Perché fare innovazione digitale nel retail è importante e difficile
Importante e difficile: questa è l’innovazione digitale nel retail, tanto che il 65% dei top retailer italiani è frenato dall’assenza di una chiara strategia su temi come la digitalizzazione del consumatore, la complessità crescente dei processi e la competizione delle Dot Com, anche se 3 su 4 si dichiarano al lavoro per definirla. Lo dice l’ultima ricerca dell’Osservatorio Innovazione Digital nel Retail del Politecnico di Milano, da cui è tratta l’infografica che pubblico in questo post.
IL TEMA ORGANIZZATIVO
Una delle prime cose che saltano all’occhio nell’immagine qui sopra è la presenza di più attori: CEO, CIO e CMO, a riprova del fatto che parliamo di un complesso lavoro di squadra, come ho discusso molto di recente in altri contributi.
Lo afferma anche Alessandro Perego, Direttore Scientifico degli Osservatori Digital Innovation del Politecnico di Milano, che dice che “Sia l’efficienza sia la bontà del servizio offerto al cliente possono trarre notevoli giovamenti dalla digital transformation: una trasformazione che ha speranze di successo solo se non è vissuta come un’operazione meramente tecnica, da delegare agli specialisti dell’IT, e che spesso richiede la presenza di un ecosistema di imprese – solitamente startup per la novità dei compiti svolti – in grado di svolgere quelle funzioni di servizio che il retailer non può sviluppare in casa, perché non ne ha le competenze e/o le convenienze.”
La necessità di nuove risorse interne emerge dai dati che indicano come fondamentale per oltre il 60% dei top retailer l’eCommerce Manager (che deve lavorare anche sull’integrazione con i canali tradizionali) ma anche il Digital Officer (55%), responsabile della digital transformation. Sono ritenuti poi rilevanti tutti coloro che gestiscono e ottimizzano le strategie e le performance legate ai canali web/social dell’azienda: il Digital Marketing Specialist/Manager (54%), il Customer Analytics Specialist/Manager (53%), il Social Media Specialist/Manager (46%) e il Digital Communication Specialist/Manager(42%). Tutto purché, aggiungo io, queste persone lavorino davvero in modo coordinato e corale con il focus sui destinatari di queste innovazioni.
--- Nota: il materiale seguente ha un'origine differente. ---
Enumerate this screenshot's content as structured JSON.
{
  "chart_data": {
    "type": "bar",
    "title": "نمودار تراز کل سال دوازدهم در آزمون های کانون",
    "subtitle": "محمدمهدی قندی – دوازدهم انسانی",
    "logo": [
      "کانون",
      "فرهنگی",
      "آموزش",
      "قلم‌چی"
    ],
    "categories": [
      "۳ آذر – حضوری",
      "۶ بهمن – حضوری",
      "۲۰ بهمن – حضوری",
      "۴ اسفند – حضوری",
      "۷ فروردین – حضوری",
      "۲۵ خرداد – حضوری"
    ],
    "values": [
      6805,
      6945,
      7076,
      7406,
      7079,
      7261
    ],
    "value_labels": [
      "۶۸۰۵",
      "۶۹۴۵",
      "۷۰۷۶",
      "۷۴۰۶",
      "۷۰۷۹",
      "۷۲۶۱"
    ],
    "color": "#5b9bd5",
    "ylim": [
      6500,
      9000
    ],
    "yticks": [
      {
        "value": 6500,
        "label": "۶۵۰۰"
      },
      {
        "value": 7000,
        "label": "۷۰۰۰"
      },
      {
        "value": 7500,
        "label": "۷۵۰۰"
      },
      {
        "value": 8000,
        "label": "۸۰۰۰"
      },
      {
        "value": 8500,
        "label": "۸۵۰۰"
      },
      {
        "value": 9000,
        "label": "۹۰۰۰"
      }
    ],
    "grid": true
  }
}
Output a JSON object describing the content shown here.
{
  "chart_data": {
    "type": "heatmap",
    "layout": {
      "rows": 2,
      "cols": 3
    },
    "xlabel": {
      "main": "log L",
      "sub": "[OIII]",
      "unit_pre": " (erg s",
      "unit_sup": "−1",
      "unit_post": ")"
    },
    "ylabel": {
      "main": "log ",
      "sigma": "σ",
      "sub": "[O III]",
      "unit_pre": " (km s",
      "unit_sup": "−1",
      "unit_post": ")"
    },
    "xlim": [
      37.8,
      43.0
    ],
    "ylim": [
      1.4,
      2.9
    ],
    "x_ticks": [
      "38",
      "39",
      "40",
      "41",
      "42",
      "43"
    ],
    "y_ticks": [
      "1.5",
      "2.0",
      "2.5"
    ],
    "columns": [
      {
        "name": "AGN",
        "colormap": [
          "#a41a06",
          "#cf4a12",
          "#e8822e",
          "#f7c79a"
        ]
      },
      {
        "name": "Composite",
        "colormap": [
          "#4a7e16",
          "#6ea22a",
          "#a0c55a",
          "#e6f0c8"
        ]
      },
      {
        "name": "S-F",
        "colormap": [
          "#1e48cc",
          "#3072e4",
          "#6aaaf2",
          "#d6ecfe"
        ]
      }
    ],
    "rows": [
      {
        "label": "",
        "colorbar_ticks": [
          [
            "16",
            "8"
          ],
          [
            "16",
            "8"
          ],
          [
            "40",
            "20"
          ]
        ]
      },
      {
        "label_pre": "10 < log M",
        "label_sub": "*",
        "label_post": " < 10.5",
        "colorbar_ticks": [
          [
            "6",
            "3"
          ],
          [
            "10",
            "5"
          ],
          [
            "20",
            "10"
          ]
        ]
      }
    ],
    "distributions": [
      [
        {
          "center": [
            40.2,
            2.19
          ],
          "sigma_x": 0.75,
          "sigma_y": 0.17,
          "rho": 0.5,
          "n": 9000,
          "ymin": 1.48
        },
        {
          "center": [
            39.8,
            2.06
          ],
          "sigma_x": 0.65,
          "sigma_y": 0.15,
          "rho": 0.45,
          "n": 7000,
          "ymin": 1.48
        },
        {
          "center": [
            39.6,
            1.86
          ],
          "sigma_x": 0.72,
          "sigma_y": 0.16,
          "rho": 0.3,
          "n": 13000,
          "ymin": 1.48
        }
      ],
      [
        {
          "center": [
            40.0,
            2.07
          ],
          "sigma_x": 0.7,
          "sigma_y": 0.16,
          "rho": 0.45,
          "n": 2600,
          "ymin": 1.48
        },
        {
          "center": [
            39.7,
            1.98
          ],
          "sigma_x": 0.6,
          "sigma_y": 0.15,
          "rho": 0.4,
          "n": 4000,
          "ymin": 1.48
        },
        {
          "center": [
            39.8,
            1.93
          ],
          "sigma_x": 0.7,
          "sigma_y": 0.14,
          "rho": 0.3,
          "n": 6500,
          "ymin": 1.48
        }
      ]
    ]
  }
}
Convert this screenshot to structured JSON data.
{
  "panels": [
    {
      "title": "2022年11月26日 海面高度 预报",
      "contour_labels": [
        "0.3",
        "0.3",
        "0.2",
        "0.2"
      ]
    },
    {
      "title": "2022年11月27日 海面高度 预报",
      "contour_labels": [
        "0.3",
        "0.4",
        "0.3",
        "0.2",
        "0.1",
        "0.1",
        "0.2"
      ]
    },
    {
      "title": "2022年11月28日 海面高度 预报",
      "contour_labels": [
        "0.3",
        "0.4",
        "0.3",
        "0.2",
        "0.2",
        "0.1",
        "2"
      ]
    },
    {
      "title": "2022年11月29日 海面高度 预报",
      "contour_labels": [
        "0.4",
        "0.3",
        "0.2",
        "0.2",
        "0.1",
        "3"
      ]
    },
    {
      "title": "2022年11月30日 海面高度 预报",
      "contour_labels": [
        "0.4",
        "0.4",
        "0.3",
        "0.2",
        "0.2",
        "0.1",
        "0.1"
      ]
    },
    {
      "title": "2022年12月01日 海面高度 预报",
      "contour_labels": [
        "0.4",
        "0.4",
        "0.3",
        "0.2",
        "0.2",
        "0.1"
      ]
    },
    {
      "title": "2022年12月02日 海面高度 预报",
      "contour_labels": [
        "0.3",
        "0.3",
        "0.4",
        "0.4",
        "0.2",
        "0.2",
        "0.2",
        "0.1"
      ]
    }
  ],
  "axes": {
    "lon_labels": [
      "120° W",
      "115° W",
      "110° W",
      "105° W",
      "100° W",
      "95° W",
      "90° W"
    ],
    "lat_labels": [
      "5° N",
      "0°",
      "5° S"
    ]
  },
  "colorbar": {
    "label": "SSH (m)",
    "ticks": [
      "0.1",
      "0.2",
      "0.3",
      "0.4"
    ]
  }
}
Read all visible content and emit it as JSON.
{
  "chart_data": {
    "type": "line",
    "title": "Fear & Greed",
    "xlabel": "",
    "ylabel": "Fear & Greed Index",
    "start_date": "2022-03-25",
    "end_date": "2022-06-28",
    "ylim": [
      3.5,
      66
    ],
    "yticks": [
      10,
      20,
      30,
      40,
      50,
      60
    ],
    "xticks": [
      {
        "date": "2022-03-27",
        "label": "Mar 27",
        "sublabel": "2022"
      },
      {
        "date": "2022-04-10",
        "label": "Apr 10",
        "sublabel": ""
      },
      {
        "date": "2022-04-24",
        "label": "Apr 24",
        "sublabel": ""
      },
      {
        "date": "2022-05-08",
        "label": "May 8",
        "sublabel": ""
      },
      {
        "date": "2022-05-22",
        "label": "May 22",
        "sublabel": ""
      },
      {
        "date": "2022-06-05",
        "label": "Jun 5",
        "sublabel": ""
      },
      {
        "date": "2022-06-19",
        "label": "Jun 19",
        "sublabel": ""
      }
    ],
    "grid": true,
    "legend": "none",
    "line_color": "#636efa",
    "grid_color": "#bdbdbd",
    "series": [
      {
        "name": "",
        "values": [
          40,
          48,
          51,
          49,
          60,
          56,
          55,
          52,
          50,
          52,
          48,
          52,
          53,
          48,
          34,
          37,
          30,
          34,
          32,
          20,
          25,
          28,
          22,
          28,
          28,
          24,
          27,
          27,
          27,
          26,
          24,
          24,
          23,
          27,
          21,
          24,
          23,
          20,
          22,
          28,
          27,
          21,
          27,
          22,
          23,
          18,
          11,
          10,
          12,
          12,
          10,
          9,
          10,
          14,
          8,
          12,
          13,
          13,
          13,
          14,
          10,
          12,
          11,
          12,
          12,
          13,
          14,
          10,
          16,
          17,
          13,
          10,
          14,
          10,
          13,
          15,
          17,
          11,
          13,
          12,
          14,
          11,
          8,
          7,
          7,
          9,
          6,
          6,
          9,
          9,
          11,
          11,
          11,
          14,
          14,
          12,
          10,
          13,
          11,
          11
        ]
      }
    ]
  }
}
L’assenza di coordinamento strategico infatti si traduce purtroppo in un livello di investimento troppo modesto: anche se registra una crescita interessante, passando dal 15% del totale degli investimenti annuali nel 2015 al 17% nel 2016, la spesa in digitale dei top retailer è ancora inferiore a un punto percentuale del fatturato.
QUALE INNOVAZIONE SERVE DAVVERO?
Un altro punto su cui a mio avviso c’è spesso confusione è la sostanziale differenza tra innovazione orientata alla notiziabilità e quella sostanziale e di reale trasformazione, in tutti e tre gli ambiti indagati dalla ricerca del Politecnico: nel back-end (processi di interazione retailer-fornitori o processi interni del retailer), nella customer experience in punto vendita e a supporto dell’omnicanalità.
Le innovazioni digitali nel back-end sono largamente diffuse e consolidate tra i top retailer italiani, il 93% del campione ne ha adottata infatti almeno una, mentre il numero si assesta all’80% del campione nel front-end a supporto della customer experience in punto vendita.
Il punto cruciale, e più difficile da attuare a mio avviso, riguarda però il terzo pillar dell’omnicanalità dove si gioca la sfida con i pure player. La quasi totalità dei retailer utilizza i canali digitali per supportare le fasi di pre-vendita o post-vendita, o per abilitare la vendita. Oggi l’88% dei retailer è presente sia online sia su mobile (era l’80% nel 2015 e il 65% nel 2014) ma solo il 65% (era il 61% nel 2015) ha un sito di eCommerce per vendere online.
Infine sul mobile, vero punto di contatto fra mondo fisico e digitale, il 34% del campione ha una App o un Mobile site, per offrire funzionalità nel pre e post-vendita, mentre il 55% (era il 42% nel 2015) ha un’iniziativa di Mobile Commerce.
Numeri che segnano una tendenza all’evoluzione ma che dicono anche che serve ancora lavorare sul coraggio di innovare radicalmente, avendo al contempo un’idea chiara di come farlo.